Four months after the Second World War had been brought to America’s shores at Pearl Harbor, Fr. Leonard Cuellar CMF received permission to enlist in the US Army as a chaplain. His first letters from bases in the United States paint a picture of a rapidly militarizing country. He wrote from Pendleton Air Field, a civilian-turned-military airbase, and next from Camp Tanforan, a place he described as a racetrack-turned-Japanese-internment-camp-turned-military-camp.
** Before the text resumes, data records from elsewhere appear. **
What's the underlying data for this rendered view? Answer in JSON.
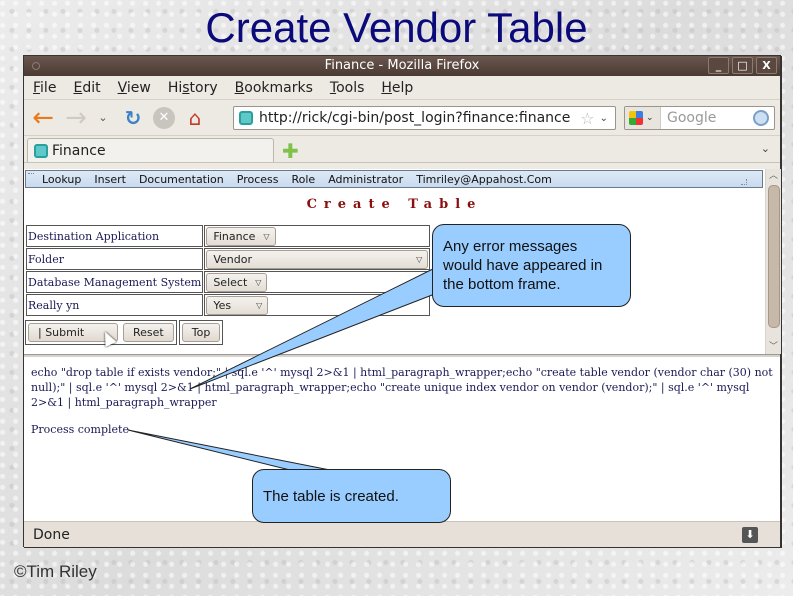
{
  "slide": {
    "title": "Create Vendor Table",
    "copyright": "©Tim Riley"
  },
  "window": {
    "title": "Finance - Mozilla Firefox",
    "controls": {
      "minimize": "_",
      "maximize": "□",
      "close": "X"
    }
  },
  "menubar": {
    "items": [
      {
        "label": "File",
        "accel": "F"
      },
      {
        "label": "Edit",
        "accel": "E"
      },
      {
        "label": "View",
        "accel": "V"
      },
      {
        "label": "History",
        "accel": "s"
      },
      {
        "label": "Bookmarks",
        "accel": "B"
      },
      {
        "label": "Tools",
        "accel": "T"
      },
      {
        "label": "Help",
        "accel": "H"
      }
    ]
  },
  "navbar": {
    "url": "http://rick/cgi-bin/post_login?finance:finance",
    "search_placeholder": "Google",
    "icons": {
      "back": "←",
      "forward": "→",
      "history": "⌄",
      "reload": "↻",
      "stop": "✕",
      "home": "⌂",
      "star": "☆",
      "dropdown": "⌄",
      "search_engine_caret": "⌄"
    }
  },
  "tabs": {
    "active_label": "Finance",
    "new_tab": "✚",
    "list": "⌄"
  },
  "app_menu": {
    "items": [
      "Lookup",
      "Insert",
      "Documentation",
      "Process",
      "Role",
      "Administrator",
      "Timriley@Appahost.Com"
    ]
  },
  "form": {
    "heading": "Create Table",
    "rows": [
      {
        "label": "Destination Application",
        "value": "Finance"
      },
      {
        "label": "Folder",
        "value": "Vendor"
      },
      {
        "label": "Database Management System",
        "value": "Select"
      },
      {
        "label": "Really yn",
        "value": "Yes"
      }
    ],
    "buttons": {
      "submit": "|   Submit",
      "reset": "Reset",
      "top": "Top"
    }
  },
  "output": {
    "command": "echo \"drop table if exists vendor;\" | sql.e '^' mysql 2>&1 | html_paragraph_wrapper;echo \"create table vendor (vendor char (30) not null);\" | sql.e '^' mysql 2>&1 | html_paragraph_wrapper;echo \"create unique index vendor on vendor (vendor);\" | sql.e '^' mysql 2>&1 | html_paragraph_wrapper",
    "status": "Process complete"
  },
  "statusbar": {
    "text": "Done",
    "download_icon": "⬇"
  },
  "callouts": {
    "error_note": "Any error messages would have appeared in the bottom frame.",
    "created_note": "The table is created."
  },
  "colors": {
    "title": "#0a0a7a",
    "heading": "#8a1010",
    "callout_fill": "#99ccff",
    "titlebar": "#4a3a33"
  }
}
From the latter location he wrote: “A thousand and one things have happened: some have discouraged the chaplain but some have given him a deep joy and satisfaction.” His letters from the US were descriptive of the challenges faced by American soldiers and some of the particulars of life on base.
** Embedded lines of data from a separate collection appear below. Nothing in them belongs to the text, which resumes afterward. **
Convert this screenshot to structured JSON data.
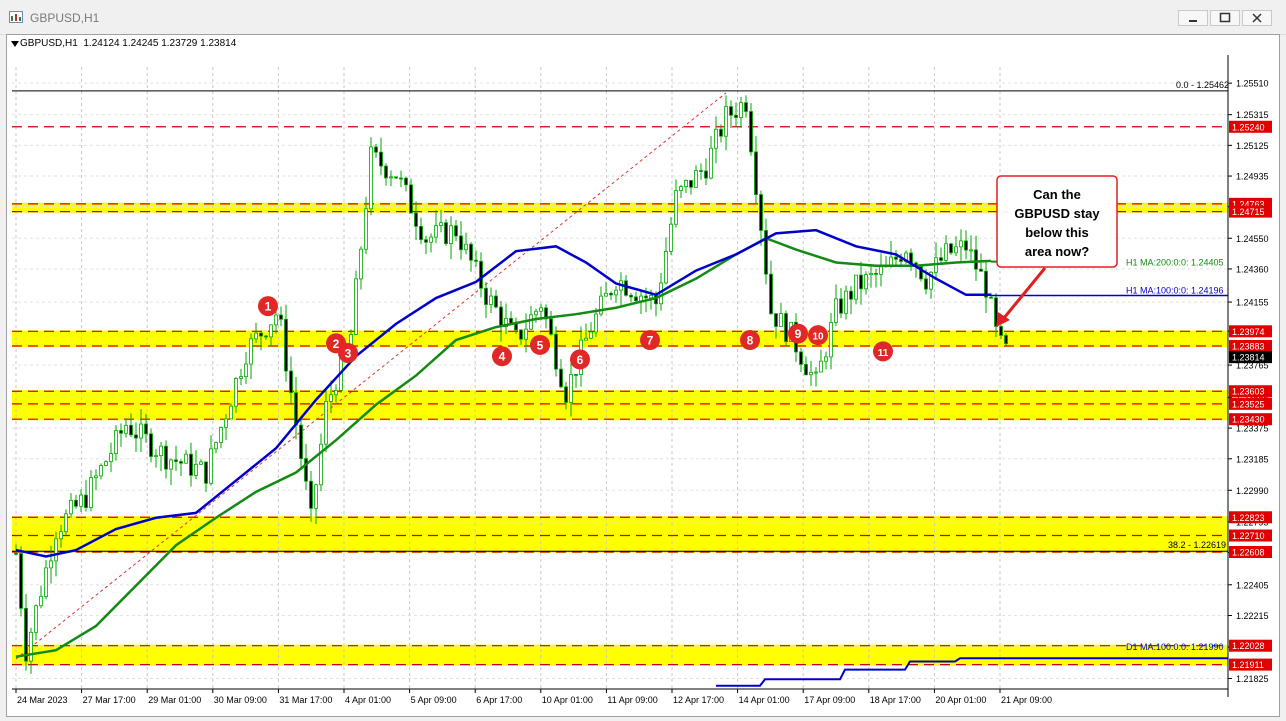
{
  "window": {
    "title": "GBPUSD,H1"
  },
  "header": {
    "symbol": "GBPUSD,H1",
    "ohlc": "1.24124 1.24245 1.23729 1.23814"
  },
  "colors": {
    "zone": "#ffff00",
    "dashed_line": "#d00000",
    "price_label_bg": "#e00000",
    "ma100": "#0000cc",
    "ma200": "#138a13",
    "marker": "#e02828",
    "candle_up": "#00aa00",
    "grid": "#c8c8c8"
  },
  "chart_data": {
    "type": "candlestick",
    "symbol": "GBPUSD",
    "timeframe": "H1",
    "x_ticks": [
      "24 Mar 2023",
      "27 Mar 17:00",
      "29 Mar 01:00",
      "30 Mar 09:00",
      "31 Mar 17:00",
      "4 Apr 01:00",
      "5 Apr 09:00",
      "6 Apr 17:00",
      "10 Apr 01:00",
      "11 Apr 09:00",
      "12 Apr 17:00",
      "14 Apr 01:00",
      "17 Apr 09:00",
      "18 Apr 17:00",
      "20 Apr 01:00",
      "21 Apr 09:00"
    ],
    "y_ticks": [
      "1.25510",
      "1.25315",
      "1.25125",
      "1.24935",
      "1.24745",
      "1.24550",
      "1.24360",
      "1.24155",
      "1.23975",
      "1.23765",
      "1.23565",
      "1.23375",
      "1.23185",
      "1.22990",
      "1.22795",
      "1.22605",
      "1.22405",
      "1.22215",
      "1.22020",
      "1.21825"
    ],
    "ylim": [
      1.2176,
      1.2561
    ],
    "price_lines": [
      {
        "label": "1.25240",
        "price": 1.2524
      },
      {
        "label": "1.24763",
        "price": 1.24763
      },
      {
        "label": "1.24715",
        "price": 1.24715
      },
      {
        "label": "1.23974",
        "price": 1.23974
      },
      {
        "label": "1.23883",
        "price": 1.23883
      },
      {
        "label": "1.23603",
        "price": 1.23603
      },
      {
        "label": "1.23525",
        "price": 1.23525
      },
      {
        "label": "1.23430",
        "price": 1.2343
      },
      {
        "label": "1.22823",
        "price": 1.22823
      },
      {
        "label": "1.22710",
        "price": 1.2271
      },
      {
        "label": "1.22608",
        "price": 1.22608
      },
      {
        "label": "1.22028",
        "price": 1.22028
      },
      {
        "label": "1.21911",
        "price": 1.21911
      }
    ],
    "zones": [
      {
        "low": 1.24715,
        "high": 1.24763
      },
      {
        "low": 1.23883,
        "high": 1.23974
      },
      {
        "low": 1.2343,
        "high": 1.23603
      },
      {
        "low": 1.22608,
        "high": 1.22823
      },
      {
        "low": 1.21911,
        "high": 1.22028
      }
    ],
    "current_price": {
      "label": "1.23814",
      "price": 1.23814
    },
    "fib_labels": [
      {
        "text": "0.0 - 1.25462",
        "price": 1.25462
      },
      {
        "text": "38.2 - 1.22619",
        "price": 1.22619
      }
    ],
    "ma_labels": [
      {
        "text": "H1 MA:200:0:0: 1.24405",
        "price": 1.24405
      },
      {
        "text": "H1 MA:100:0:0: 1.24196",
        "price": 1.24196
      },
      {
        "text": "D1 MA:100:0:0: 1.21990",
        "price": 1.2199
      }
    ],
    "markers": [
      {
        "n": "1",
        "price": 1.2413
      },
      {
        "n": "2",
        "price": 1.239
      },
      {
        "n": "3",
        "price": 1.2384
      },
      {
        "n": "4",
        "price": 1.2382
      },
      {
        "n": "5",
        "price": 1.2389
      },
      {
        "n": "6",
        "price": 1.238
      },
      {
        "n": "7",
        "price": 1.2392
      },
      {
        "n": "8",
        "price": 1.2392
      },
      {
        "n": "9",
        "price": 1.2396
      },
      {
        "n": "10",
        "price": 1.2395
      },
      {
        "n": "11",
        "price": 1.2385
      }
    ],
    "callout": {
      "text": "Can the GBPUSD stay below this area now?",
      "lines": [
        "Can the",
        "GBPUSD stay",
        "below this",
        "area now?"
      ]
    }
  }
}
Fr. Cuellar’s letters changed once he was sent abroad with the 814th Aviation Engineers Battalion in 1943. Per Army regulations, he could only write and receive letters in English and he could not specify his location. During this time, his letters mostly contained report information about the Masses he conducted and were sent from “Somewhere in Italy.” In one letter dated November 1943, Fr. Cuellar wrote: “There is very little I can say at present. Although there is a lot to say…The only thing I can say is that we are alright.”
At the time of his discharge in 1945, Father Cuellar had received four battle stars and attained the rank of Major. He had travelled through Italy, Sicily, and Northern Africa. In 1960, he returned to military chaplaincy work at the Whipple Veterans’ Association Center in Arizona, where he served until his death in 1978.